李清手中的锤子没有停,只是略微放缓了节奏。汗水模糊了他的视线,只能看到炉火中那不断变形的赤红金属轮廓。他喉咙滚动了一下,声音嘶哑得像砂纸摩擦:“里长……去运河边了。”话没说完,但老王头瞬间明白了。

运河边,就是漕船出事的地方。沉船的残骸,或许……能找到些能用的铁器?这是一种近乎绝望的搜刮,如同在废墟里刨食。老王头的脸皱成一团,浑浊的眼睛里满是恐惧和不忍:“那地方……刚死过人……不干净啊……再说,官家能让动?”

“不动,就等死。”李清的声音不带一丝波澜,锤子落下,火星再次猛烈炸开,“官府?官府催命符都下来了,还在乎几块沉船铁?”他的语气里,是底层小民在绝境中挣扎时,对官府本能的不信任和冰冷的算计。活下去,比什么都重要,哪怕是去死人堆里扒东西。

雨声越发狂暴,仿佛要将这个小小的村落彻底淹没。

应天府,宫城深处。

白日里文华殿东暖阁那场决定了一位藩王命运的风暴,此刻似乎已被深夜的寂静掩盖。然而,太后灵堂侧殿里摇曳的白烛,却映照着一张比烛光更惨白、更焦虑的面孔。
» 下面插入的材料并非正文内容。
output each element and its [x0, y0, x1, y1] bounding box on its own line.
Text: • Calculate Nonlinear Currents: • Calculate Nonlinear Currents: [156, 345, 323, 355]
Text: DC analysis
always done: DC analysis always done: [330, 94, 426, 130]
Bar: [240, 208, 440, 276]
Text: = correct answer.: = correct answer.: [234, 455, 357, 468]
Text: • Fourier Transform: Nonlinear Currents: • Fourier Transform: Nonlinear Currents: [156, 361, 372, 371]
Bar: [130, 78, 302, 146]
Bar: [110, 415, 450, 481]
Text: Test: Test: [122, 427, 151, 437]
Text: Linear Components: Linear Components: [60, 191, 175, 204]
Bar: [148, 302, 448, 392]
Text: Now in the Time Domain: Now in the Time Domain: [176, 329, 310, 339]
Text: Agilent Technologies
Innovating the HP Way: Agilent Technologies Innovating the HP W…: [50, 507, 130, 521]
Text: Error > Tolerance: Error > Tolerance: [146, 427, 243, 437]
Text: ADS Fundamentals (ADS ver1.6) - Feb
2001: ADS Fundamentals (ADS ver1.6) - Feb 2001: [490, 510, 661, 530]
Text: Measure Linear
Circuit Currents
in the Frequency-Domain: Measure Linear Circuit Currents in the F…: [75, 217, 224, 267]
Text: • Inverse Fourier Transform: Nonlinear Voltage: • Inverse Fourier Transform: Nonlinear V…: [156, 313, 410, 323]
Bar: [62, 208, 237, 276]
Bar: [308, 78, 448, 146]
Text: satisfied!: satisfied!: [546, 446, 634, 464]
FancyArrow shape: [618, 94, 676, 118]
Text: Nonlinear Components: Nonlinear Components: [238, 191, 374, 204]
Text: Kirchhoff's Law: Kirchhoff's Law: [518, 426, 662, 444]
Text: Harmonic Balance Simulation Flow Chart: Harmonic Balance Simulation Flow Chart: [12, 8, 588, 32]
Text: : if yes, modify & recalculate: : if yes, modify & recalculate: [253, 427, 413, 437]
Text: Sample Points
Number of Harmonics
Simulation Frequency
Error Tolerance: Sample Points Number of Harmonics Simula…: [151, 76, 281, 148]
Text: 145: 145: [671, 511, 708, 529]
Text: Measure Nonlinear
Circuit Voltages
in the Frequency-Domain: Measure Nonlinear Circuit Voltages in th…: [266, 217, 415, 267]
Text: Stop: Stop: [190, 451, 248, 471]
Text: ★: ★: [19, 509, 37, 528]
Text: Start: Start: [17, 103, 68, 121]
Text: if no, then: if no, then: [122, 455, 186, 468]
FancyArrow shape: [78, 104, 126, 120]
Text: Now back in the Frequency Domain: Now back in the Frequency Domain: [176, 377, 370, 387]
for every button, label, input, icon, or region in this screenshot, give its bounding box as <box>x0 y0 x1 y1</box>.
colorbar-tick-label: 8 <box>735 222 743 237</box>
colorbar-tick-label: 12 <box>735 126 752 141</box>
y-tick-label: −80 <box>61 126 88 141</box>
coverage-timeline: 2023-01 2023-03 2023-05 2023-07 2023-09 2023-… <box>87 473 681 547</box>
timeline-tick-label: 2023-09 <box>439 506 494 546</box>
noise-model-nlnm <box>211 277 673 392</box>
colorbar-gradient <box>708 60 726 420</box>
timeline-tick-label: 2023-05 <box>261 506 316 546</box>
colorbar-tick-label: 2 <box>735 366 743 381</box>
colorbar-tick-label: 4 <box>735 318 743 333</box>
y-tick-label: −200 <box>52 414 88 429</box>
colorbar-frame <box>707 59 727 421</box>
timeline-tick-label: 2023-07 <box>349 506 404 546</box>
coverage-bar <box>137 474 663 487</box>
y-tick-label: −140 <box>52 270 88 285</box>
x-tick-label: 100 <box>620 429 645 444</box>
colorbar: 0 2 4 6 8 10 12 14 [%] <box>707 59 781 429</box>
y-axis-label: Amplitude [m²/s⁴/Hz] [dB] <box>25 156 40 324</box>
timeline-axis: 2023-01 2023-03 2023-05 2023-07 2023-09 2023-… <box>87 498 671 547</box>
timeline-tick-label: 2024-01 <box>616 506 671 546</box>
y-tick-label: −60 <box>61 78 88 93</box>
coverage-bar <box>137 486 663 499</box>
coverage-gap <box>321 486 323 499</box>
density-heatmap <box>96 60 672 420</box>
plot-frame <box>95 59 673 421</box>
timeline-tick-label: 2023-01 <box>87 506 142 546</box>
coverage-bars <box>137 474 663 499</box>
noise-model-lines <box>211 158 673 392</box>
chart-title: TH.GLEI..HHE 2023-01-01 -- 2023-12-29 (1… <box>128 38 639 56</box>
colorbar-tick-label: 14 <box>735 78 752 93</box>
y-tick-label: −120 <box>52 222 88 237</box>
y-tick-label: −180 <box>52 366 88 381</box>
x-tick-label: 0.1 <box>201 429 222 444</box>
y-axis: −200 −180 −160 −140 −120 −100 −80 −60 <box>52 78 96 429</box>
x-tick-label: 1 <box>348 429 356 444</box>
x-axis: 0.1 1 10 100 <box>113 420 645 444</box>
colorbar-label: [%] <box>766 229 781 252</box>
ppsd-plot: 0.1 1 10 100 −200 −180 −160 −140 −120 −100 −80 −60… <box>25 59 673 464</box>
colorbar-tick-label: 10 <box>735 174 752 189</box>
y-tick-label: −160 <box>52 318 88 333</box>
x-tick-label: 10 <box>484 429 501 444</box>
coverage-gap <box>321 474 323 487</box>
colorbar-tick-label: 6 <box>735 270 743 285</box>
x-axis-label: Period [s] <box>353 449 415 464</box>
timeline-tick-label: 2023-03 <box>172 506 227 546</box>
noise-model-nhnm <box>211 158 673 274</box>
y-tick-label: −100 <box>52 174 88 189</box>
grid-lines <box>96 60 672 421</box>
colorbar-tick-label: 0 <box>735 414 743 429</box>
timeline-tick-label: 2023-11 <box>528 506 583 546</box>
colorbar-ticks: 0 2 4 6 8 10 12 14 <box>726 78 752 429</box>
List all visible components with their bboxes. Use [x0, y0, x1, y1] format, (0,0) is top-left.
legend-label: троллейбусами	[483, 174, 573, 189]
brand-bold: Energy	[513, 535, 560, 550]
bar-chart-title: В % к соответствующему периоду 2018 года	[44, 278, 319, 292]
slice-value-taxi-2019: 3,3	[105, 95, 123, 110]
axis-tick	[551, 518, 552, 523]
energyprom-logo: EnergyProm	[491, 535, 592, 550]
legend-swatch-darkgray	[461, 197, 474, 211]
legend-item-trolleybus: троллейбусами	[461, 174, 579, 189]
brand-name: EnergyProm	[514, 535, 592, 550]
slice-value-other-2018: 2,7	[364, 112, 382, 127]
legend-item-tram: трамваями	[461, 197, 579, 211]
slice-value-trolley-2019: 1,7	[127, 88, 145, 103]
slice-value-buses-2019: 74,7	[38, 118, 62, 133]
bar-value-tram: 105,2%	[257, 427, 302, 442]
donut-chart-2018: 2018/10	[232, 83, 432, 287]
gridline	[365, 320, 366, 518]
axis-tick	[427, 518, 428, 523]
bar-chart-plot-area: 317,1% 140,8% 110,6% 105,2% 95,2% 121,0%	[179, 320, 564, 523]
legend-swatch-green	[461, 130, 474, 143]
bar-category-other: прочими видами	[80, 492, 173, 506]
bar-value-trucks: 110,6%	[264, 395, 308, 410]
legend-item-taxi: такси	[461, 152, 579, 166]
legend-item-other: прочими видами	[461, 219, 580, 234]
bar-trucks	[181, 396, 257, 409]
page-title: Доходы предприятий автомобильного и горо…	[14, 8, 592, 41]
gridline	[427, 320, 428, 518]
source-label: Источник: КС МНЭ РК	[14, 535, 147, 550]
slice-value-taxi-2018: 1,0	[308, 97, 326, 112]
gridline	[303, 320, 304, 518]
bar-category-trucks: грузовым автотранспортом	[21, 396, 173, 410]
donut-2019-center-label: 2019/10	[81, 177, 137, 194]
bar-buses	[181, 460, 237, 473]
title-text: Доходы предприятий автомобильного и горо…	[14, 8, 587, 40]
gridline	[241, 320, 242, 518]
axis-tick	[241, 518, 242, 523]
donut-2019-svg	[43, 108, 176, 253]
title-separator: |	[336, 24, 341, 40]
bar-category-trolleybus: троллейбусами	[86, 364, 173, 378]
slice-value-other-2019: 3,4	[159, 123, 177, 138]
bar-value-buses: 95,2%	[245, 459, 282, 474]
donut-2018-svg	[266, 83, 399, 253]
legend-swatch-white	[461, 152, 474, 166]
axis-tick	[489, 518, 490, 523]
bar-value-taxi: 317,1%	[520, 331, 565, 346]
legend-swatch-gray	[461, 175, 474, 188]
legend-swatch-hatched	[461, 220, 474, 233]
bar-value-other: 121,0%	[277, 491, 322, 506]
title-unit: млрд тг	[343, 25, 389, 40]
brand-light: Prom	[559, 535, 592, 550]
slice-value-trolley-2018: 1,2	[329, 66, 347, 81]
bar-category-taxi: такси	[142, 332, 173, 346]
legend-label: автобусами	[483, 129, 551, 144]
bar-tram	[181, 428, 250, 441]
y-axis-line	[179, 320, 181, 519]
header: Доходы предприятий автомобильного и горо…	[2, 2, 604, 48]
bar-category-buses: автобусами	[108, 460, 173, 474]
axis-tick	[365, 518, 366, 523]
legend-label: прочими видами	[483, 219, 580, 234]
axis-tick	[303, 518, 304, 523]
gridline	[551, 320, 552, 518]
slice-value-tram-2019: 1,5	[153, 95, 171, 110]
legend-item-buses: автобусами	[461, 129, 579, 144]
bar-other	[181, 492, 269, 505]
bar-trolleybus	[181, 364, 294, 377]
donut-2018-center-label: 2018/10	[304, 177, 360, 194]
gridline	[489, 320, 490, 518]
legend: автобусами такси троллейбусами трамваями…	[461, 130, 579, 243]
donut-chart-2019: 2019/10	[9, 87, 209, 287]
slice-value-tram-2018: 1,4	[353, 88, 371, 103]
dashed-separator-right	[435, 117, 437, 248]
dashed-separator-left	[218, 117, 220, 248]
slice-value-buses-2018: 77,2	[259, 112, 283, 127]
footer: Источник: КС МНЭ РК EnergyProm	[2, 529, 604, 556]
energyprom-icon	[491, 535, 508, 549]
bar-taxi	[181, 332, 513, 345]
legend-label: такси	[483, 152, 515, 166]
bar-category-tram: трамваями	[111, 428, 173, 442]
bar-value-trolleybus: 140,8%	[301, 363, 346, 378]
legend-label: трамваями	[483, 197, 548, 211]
朱允炆换下了素服,穿着一身松垮的常袍,却依然显得瘦骨嶙峋。他没有睡,也无法入睡。亲手写下那道捕捉亲叔父朱橚的手谕后,一股巨大的、无形的恐惧便攫住了他,比冰鉴散发出的寒意更刺骨。他在空旷的殿内来回踱步,脚步虚浮,宽大的袍袖随着急促的动作不安地摆动。每一次烛火的跳动,都让他心惊肉跳。

“燕叔……燕叔就在京城……”他猛地停住脚步,神经质地看向侍立在阴影里的贴身太监,声音带着压抑不住的颤抖,“他……他会不会已经知道了?会不会……生出什么变故?”朱允炆此刻像一只惊弓之鸟,任何一点风吹草动都足以让他联想到最可怕的后果——燕王朱棣暴起发难,在这京城之内,他这根基未稳的皇帝,拿什么抵挡?

太监深深埋下头,大气不敢出。

殿门无声地开了。齐泰与黄子澄联袂而入,两人身上还带着雨夜的湿寒气息,但神情却是昂扬的、甚至带着一丝不易察觉的狂热。齐泰依旧腰板挺直,步伐沉稳有力,黄子澄则微微喘息,目光灼灼。

“陛下!”齐泰趋前一步,声音压得很低,却带着金石般的决断,“虎贲卫三千精骑已在曹国公李景隆统领下,于半个时辰前,冒雨潜出金川门!直奔开封而去!此乃雷霆万钧之势,周王朱橚措手不及,必成阶下之囚!”他抬头,目光如电,直视皇帝惶恐不安的眼睛,“陛下此刻忧心,不在开封,而在京师!当务之急,是稳住燕王!”